Chairman Goodlatte: “Regulations of any kind always come with a price tag, but the ones we address today have the highest costs over all others. Over 150 billion dollars were added to the regulatory price tag last year alone, and that huge burden takes a toll on the American economy. When major rules are passed without enough consideration for the impact they may have on hardworking Americans, jobs are lost, prices rise, and our country loses more of its competitive edge. It’s time for Congress to be a stronger check on the regulatory system, and decide if major regulations should be implemented before they begin to have an impact on our economy.”
Congressman Collins: “Last year saw the implementation of 76 major rules with a cumulative economic effect of billions of dollars, so it’s easy to grasp that our country needs to rein in rogue federal rulemaking now more than ever. My colleagues in Congress and the incoming administration are united in our commitment to regulatory reform and want to make sure that executive agencies actually serve Americans rather than handicapping their economy—that’s what the REINS Act will help accomplish.”
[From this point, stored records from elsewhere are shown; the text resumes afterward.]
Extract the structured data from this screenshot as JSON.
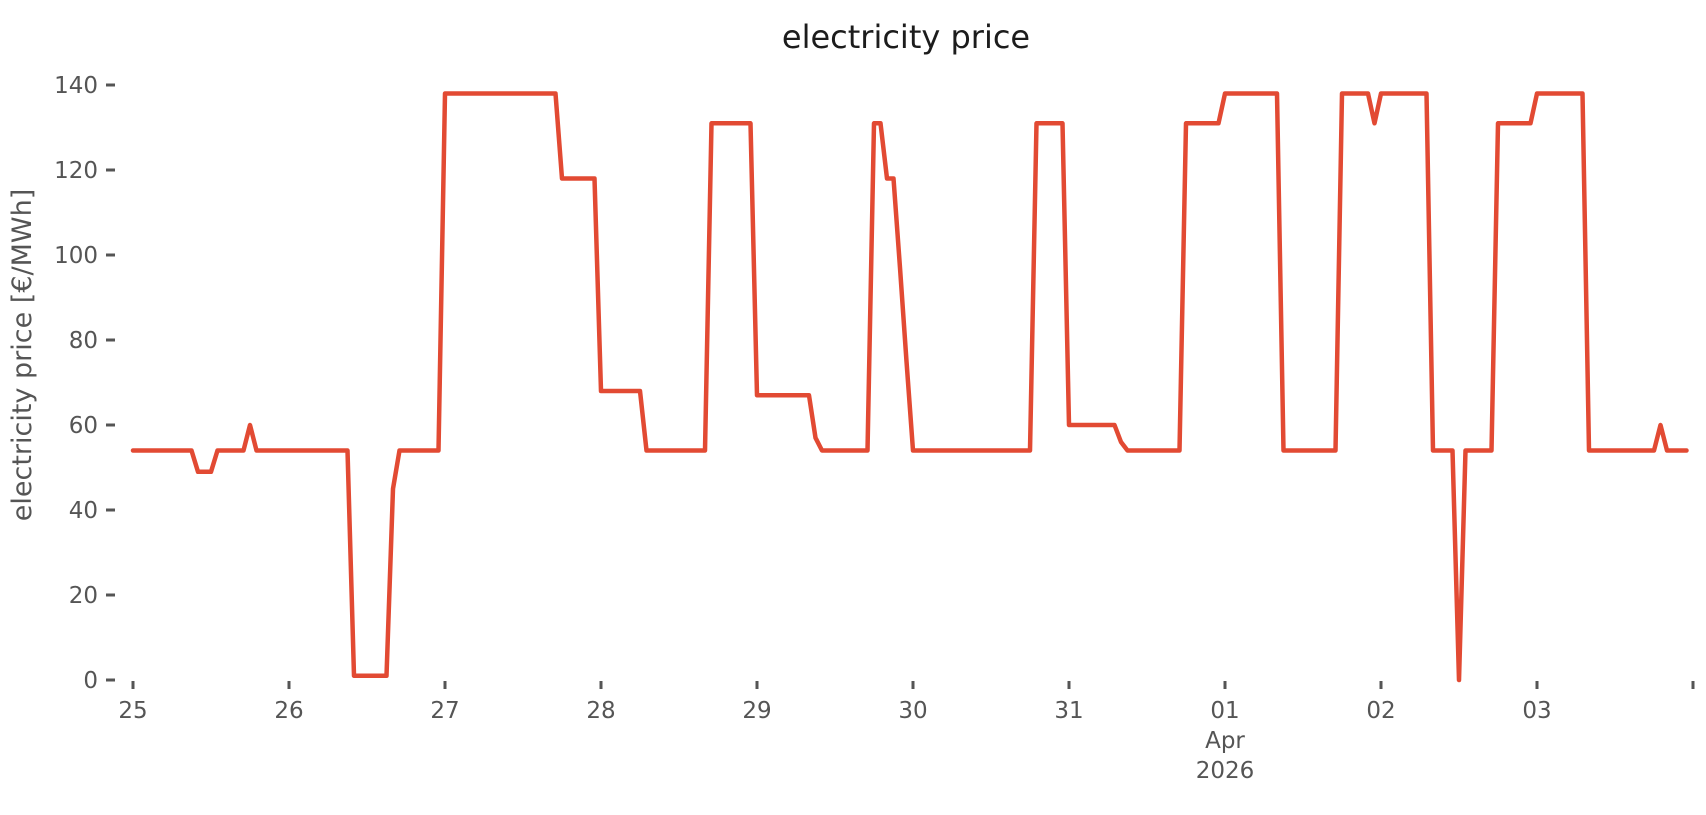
{
  "chart": {
    "title": "electricity price",
    "ylabel": "electricity price [€/MWh]",
    "colors": {
      "line": "#e24a33",
      "tick_text": "#555555",
      "tick_mark": "#555555",
      "title_text": "#1c1c1c",
      "background": "#ffffff"
    }
  },
  "chart_data": {
    "type": "line",
    "title": "electricity price",
    "xlabel": "",
    "ylabel": "electricity price [€/MWh]",
    "legend": null,
    "grid": false,
    "ylim": [
      0,
      140
    ],
    "y_ticks": [
      0,
      20,
      40,
      60,
      80,
      100,
      120,
      140
    ],
    "x_ticks": [
      {
        "day": 0,
        "label": "25"
      },
      {
        "day": 1,
        "label": "26"
      },
      {
        "day": 2,
        "label": "27"
      },
      {
        "day": 3,
        "label": "28"
      },
      {
        "day": 4,
        "label": "29"
      },
      {
        "day": 5,
        "label": "30"
      },
      {
        "day": 6,
        "label": "31"
      },
      {
        "day": 7,
        "label": "01"
      },
      {
        "day": 8,
        "label": "02"
      },
      {
        "day": 9,
        "label": "03"
      },
      {
        "day": 10,
        "label": ""
      }
    ],
    "x_sublabel": {
      "day": 7,
      "lines": [
        "Apr",
        "2026"
      ]
    },
    "x_unit": "hours since Mar 25 2026 00:00, hourly resolution",
    "xlim_hours": [
      0,
      239
    ],
    "series": [
      {
        "name": "electricity price",
        "start_hour": 0,
        "values": [
          54,
          54,
          54,
          54,
          54,
          54,
          54,
          54,
          54,
          54,
          49,
          49,
          49,
          54,
          54,
          54,
          54,
          54,
          60,
          54,
          54,
          54,
          54,
          54,
          54,
          54,
          54,
          54,
          54,
          54,
          54,
          54,
          54,
          54,
          1,
          1,
          1,
          1,
          1,
          1,
          45,
          54,
          54,
          54,
          54,
          54,
          54,
          54,
          138,
          138,
          138,
          138,
          138,
          138,
          138,
          138,
          138,
          138,
          138,
          138,
          138,
          138,
          138,
          138,
          138,
          138,
          118,
          118,
          118,
          118,
          118,
          118,
          68,
          68,
          68,
          68,
          68,
          68,
          68,
          54,
          54,
          54,
          54,
          54,
          54,
          54,
          54,
          54,
          54,
          131,
          131,
          131,
          131,
          131,
          131,
          131,
          67,
          67,
          67,
          67,
          67,
          67,
          67,
          67,
          67,
          57,
          54,
          54,
          54,
          54,
          54,
          54,
          54,
          54,
          131,
          131,
          118,
          118,
          97,
          75,
          54,
          54,
          54,
          54,
          54,
          54,
          54,
          54,
          54,
          54,
          54,
          54,
          54,
          54,
          54,
          54,
          54,
          54,
          54,
          131,
          131,
          131,
          131,
          131,
          60,
          60,
          60,
          60,
          60,
          60,
          60,
          60,
          56,
          54,
          54,
          54,
          54,
          54,
          54,
          54,
          54,
          54,
          131,
          131,
          131,
          131,
          131,
          131,
          138,
          138,
          138,
          138,
          138,
          138,
          138,
          138,
          138,
          54,
          54,
          54,
          54,
          54,
          54,
          54,
          54,
          54,
          138,
          138,
          138,
          138,
          138,
          131,
          138,
          138,
          138,
          138,
          138,
          138,
          138,
          138,
          54,
          54,
          54,
          54,
          0,
          54,
          54,
          54,
          54,
          54,
          131,
          131,
          131,
          131,
          131,
          131,
          138,
          138,
          138,
          138,
          138,
          138,
          138,
          138,
          54,
          54,
          54,
          54,
          54,
          54,
          54,
          54,
          54,
          54,
          54,
          60,
          54,
          54,
          54,
          54
        ]
      }
    ]
  }
}
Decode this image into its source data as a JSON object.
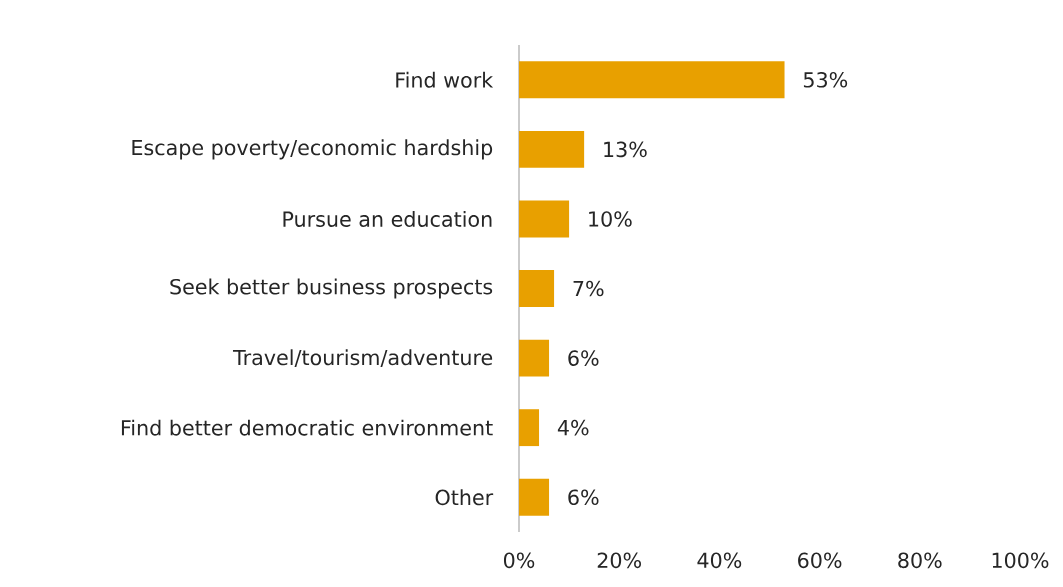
{
  "chart_data": {
    "type": "bar",
    "orientation": "horizontal",
    "categories": [
      "Find work",
      "Escape poverty/economic hardship",
      "Pursue an education",
      "Seek better business prospects",
      "Travel/tourism/adventure",
      "Find better democratic environment",
      "Other"
    ],
    "values": [
      53,
      13,
      10,
      7,
      6,
      4,
      6
    ],
    "value_labels": [
      "53%",
      "13%",
      "10%",
      "7%",
      "6%",
      "4%",
      "6%"
    ],
    "color": "#e8a000",
    "xlim": [
      0,
      100
    ],
    "xticks": [
      {
        "value": 0,
        "label": "0%"
      },
      {
        "value": 20,
        "label": "20%"
      },
      {
        "value": 40,
        "label": "40%"
      },
      {
        "value": 60,
        "label": "60%"
      },
      {
        "value": 80,
        "label": "80%"
      },
      {
        "value": 100,
        "label": "100%"
      }
    ],
    "grid": false
  }
}
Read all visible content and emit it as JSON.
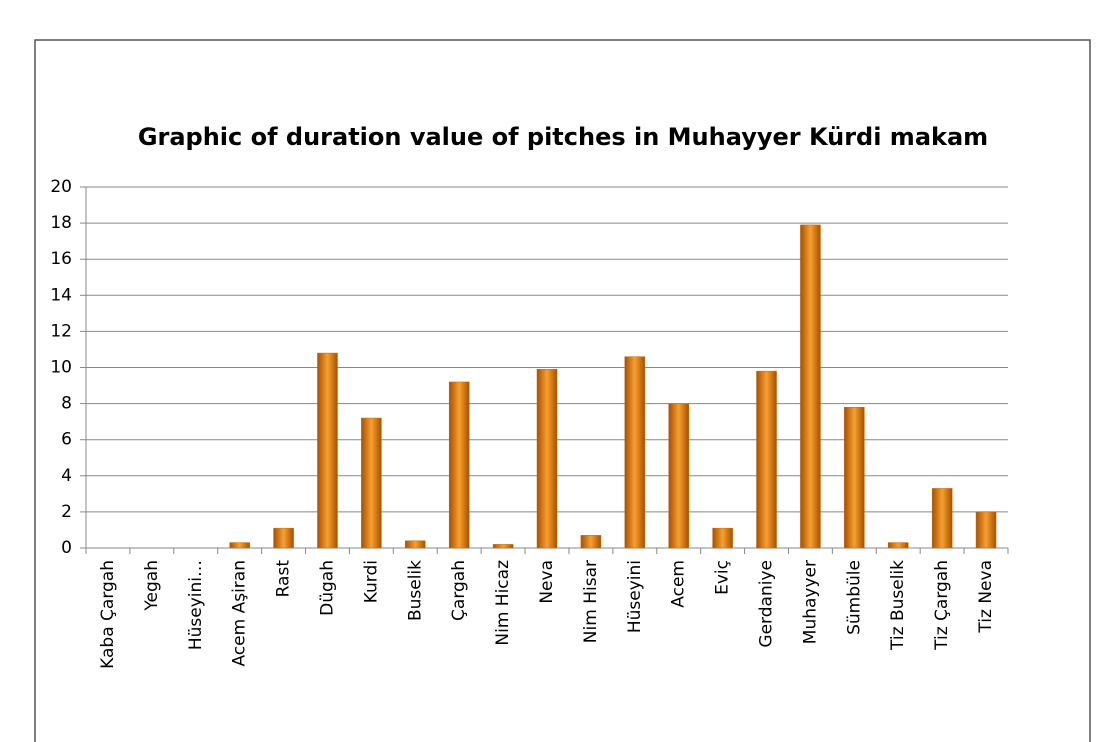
{
  "chart_data": {
    "type": "bar",
    "title": "Graphic of duration value of pitches in Muhayyer Kürdi makam",
    "categories": [
      "Kaba Çargah",
      "Yegah",
      "Hüseyini…",
      "Acem Aşiran",
      "Rast",
      "Dügah",
      "Kurdi",
      "Buselik",
      "Çargah",
      "Nim Hicaz",
      "Neva",
      "Nim Hisar",
      "Hüseyini",
      "Acem",
      "Eviç",
      "Gerdaniye",
      "Muhayyer",
      "Sümbüle",
      "Tiz Buselik",
      "Tiz Çargah",
      "Tiz Neva"
    ],
    "values": [
      0,
      0,
      0,
      0.3,
      1.1,
      10.8,
      7.2,
      0.4,
      9.2,
      0.2,
      9.9,
      0.7,
      10.6,
      8.0,
      1.1,
      9.8,
      17.9,
      7.8,
      0.3,
      3.3,
      2.0
    ],
    "color": "#f7a030",
    "ylim": [
      0,
      20
    ],
    "yticks": [
      0,
      2,
      4,
      6,
      8,
      10,
      12,
      14,
      16,
      18,
      20
    ],
    "grid": true
  }
}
Background: The bill curbs unnecessary regulations from agencies and holds federal bureaucrats accountable for imposing the heaviest burdens on America’s economy. The REINS Act requires that federal agencies submit major regulations (those that cost the economy $100 million or more) to Congress for approval; guarantees that no major regulation becomes effective until Congress approves it; and requires an expedited up or down vote on major rules within 70 legislative days.
The REINS Act was passed during the previous three Congresses, and reintroduced on the opening day of the 115th Congress by Congressman Collins.